Our next session focused on her creative project that required her to write a haiku and a stream-of-consciousness poem made up of 20 lines. Along with working on her incorporating the five senses into her imagery and developing her emerging drafts with simile and metaphor, we once again discussed ecofeminism.
Working with my student brought me back to my first semester in the M.A. program in women and gender students at DePaul University. My first professor was the brilliant and kind Dr. Heather Montes Ireland. She chose This Bridge Called My Back edited by the feminist and writing legends Cheríe Moraga and Gloria Anzaldúa. This book is where I learned of of the poet and activist Chrystos.
Though I was older than the majority of my graduate cohorts, I am embarassed to say that I had not known of Chrystos before or had read her work. Yet I am not shocked that I was not familiar with her poetry or social justice work. When I studied English in high school, I read zero Native American authors. For my undergraduate degree, I only was assigned Leslie Marmon Silko.
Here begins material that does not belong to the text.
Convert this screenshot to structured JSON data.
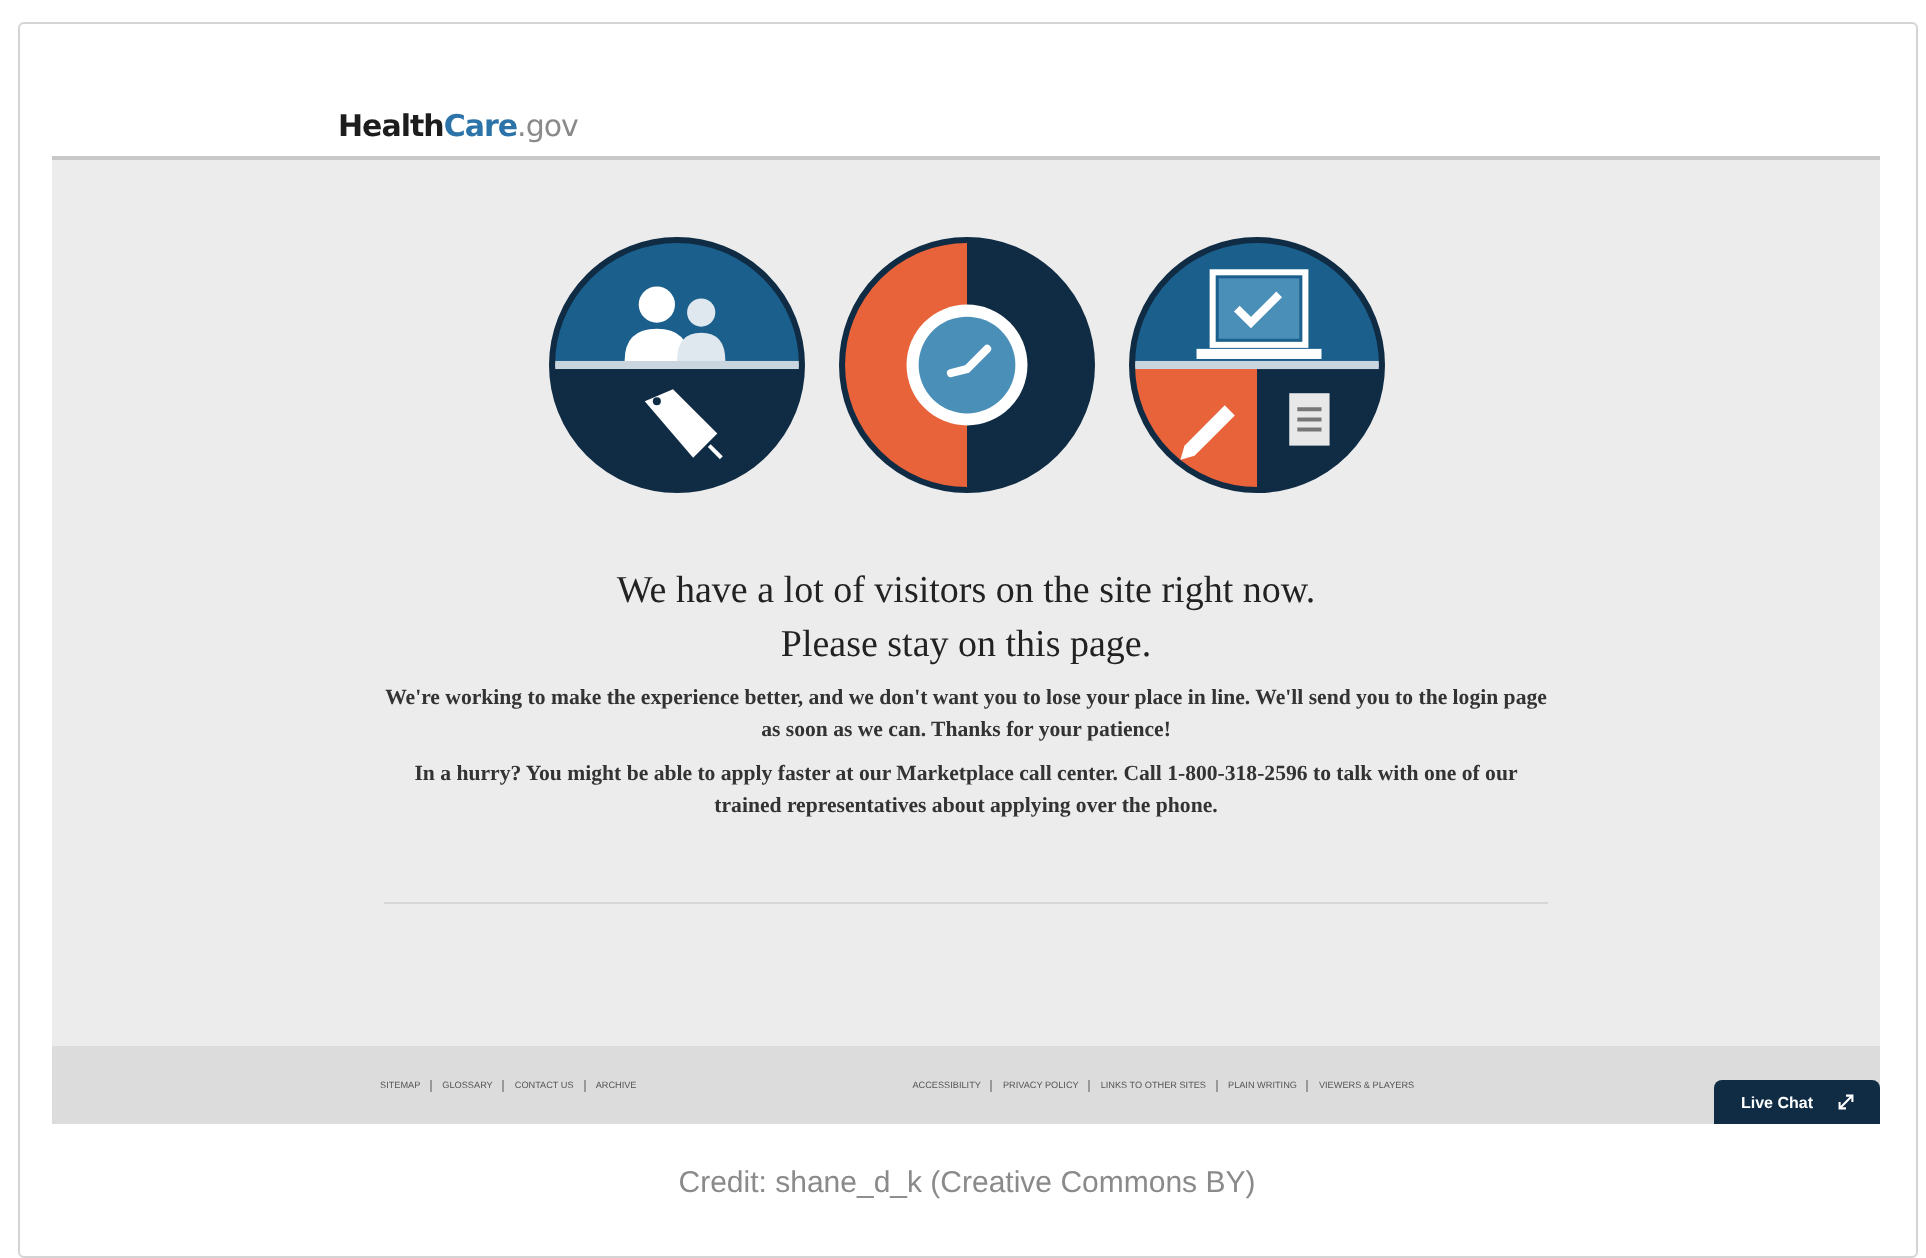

Later as I earned my MFA in Writing at The School of the Art Institute of Chicago, I was exposed to the work of Black, Hispanic and Latinx fiction writers but the only Native American writer I had been assigned was now my fellow Substack author Sherman Alexie.
Her lyrics’ elegance and the power found in the stark truths of her experiences and imagery humbled me as a writer and feminist. I read more of her poetry in the months and years after my class with Dr. Montes Ireland. One poem that rocked me is “Sometimes I Feel Like All Indians.”
The tension rises with each line and bears out how truth and violence consume all our lives during our daily routines but especially the life of Indigenous women in the Americas who have a higher rate of being murdered or going missing in the U.S. and Canada than the overall population.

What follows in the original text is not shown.